The language of Shaba was a language in the Arabic group of the southern branch of the Semitic languages. The people were ethically corresponding to modern Yemenis.

History
The Shabaeans were a Semitic people who, at an unknown date, entered southern Arabia from the north, imposing their Semitic culture on an aboriginal population.
12th-10th century BCE: Excavations in central Yemen suggest that the Sabaean civilization began as early as this.
8th century: Sheba reaches its peak, establishing colonies along trade routes to Palestine and on the African coast.

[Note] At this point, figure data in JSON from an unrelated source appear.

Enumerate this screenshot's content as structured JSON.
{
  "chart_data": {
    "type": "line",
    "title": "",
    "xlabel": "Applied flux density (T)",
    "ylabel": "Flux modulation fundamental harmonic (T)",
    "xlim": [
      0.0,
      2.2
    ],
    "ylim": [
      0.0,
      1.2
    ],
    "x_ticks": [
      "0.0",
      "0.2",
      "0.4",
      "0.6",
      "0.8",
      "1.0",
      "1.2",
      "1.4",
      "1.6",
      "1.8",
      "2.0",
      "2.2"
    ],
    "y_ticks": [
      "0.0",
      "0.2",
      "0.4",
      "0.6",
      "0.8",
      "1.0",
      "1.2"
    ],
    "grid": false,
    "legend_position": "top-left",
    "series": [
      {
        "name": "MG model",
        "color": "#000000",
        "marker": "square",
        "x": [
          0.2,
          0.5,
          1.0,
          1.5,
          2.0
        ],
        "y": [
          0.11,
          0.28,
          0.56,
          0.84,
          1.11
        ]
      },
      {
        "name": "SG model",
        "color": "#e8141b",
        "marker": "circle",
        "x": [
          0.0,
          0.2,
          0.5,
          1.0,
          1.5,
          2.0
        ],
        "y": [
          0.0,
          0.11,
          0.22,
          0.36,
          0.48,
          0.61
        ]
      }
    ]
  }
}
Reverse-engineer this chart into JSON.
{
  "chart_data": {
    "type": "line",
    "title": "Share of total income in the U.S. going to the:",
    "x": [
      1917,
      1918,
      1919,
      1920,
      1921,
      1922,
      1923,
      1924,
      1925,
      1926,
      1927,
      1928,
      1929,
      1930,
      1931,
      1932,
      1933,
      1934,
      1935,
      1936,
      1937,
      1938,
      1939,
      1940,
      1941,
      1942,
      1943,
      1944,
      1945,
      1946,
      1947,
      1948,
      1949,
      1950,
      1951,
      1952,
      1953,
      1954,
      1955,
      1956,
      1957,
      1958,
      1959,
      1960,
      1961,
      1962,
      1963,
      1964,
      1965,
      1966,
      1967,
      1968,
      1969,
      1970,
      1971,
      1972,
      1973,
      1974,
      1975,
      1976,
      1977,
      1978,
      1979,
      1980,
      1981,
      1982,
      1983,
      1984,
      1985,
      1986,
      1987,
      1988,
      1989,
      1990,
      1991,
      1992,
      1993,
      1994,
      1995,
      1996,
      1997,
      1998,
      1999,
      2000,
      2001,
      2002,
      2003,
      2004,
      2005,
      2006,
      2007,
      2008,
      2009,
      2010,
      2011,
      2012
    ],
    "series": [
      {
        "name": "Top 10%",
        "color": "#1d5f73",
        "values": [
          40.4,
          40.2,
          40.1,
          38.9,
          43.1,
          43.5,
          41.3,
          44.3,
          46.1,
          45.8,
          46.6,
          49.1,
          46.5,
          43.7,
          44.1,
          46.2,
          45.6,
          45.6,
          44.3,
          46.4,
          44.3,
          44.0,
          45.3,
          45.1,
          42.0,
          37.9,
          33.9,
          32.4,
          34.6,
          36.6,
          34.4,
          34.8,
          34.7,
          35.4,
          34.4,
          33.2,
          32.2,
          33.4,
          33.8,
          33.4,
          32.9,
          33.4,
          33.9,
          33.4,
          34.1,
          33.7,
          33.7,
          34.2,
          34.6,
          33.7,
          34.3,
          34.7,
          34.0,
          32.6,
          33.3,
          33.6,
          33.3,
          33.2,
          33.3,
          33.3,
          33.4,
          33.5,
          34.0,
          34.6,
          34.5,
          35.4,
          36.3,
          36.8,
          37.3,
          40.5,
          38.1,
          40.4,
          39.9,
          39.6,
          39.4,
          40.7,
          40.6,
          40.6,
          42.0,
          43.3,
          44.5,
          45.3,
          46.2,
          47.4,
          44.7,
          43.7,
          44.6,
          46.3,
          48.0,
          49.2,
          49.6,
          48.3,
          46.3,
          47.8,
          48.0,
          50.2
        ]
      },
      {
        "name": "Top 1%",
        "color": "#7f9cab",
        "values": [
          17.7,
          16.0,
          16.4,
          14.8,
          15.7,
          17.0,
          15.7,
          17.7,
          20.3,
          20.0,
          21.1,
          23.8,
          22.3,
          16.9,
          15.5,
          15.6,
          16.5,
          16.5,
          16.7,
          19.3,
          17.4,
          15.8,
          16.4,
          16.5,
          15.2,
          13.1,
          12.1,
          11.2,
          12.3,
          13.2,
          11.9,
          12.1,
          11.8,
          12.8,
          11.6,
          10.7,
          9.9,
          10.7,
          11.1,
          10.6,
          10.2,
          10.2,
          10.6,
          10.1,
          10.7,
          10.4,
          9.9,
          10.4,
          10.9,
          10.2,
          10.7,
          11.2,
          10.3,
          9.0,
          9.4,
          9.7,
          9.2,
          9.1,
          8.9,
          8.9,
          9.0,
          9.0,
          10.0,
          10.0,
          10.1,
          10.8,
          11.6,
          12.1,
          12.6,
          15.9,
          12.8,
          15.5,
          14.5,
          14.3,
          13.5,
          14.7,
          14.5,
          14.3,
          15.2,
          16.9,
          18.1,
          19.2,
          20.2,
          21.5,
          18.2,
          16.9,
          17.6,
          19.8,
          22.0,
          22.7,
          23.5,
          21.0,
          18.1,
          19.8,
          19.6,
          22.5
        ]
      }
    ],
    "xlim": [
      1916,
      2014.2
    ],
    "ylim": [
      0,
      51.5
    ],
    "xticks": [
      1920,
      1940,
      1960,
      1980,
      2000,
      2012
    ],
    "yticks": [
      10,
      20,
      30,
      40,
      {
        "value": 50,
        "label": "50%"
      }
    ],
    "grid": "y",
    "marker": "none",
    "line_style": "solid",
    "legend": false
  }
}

7th–5th century BCE. A period of great advances and much building activity, mainly at Ma'rib and Sirwah. It is to this period we date the temples and monuments and the great Ma'rib Dam, which allowed great advances in the agriculture. We also start hearing of "mukarribs of Sheba", most probably high priest–princes who exercised some function parallel to the king's.
115: Rise of the Hamyarites.
Around 25: Sheba is conquered by the Himyarite kings (from this time on, the history of Sheba and the Himyarite kingdom is closely intervowen).
3rd century CE: King Shamir Yuhar'ish assumes the title “King of Shaba and the Dhu Raydan and of Hadramawt and Yamanat.” By this we learn that Hadramawt had succumbed to Sheba.
Mid 4th century: Sheba must have been invaded by foreign forces, and lost. This we learn from the king Aksum on the East African coast, who had taken the title of “king of Sheba and the Dhu Raydan”.
End 4th century: Sheba is reestablished, and the king can once again call himself "King of Sheba and the Dhu Raydan and Hadramawt and Yamanat."
6th or 7th century?: The final decline of Sheba. We do not know how and when, but it might have been Muslim Arabs who defeated the kingdom.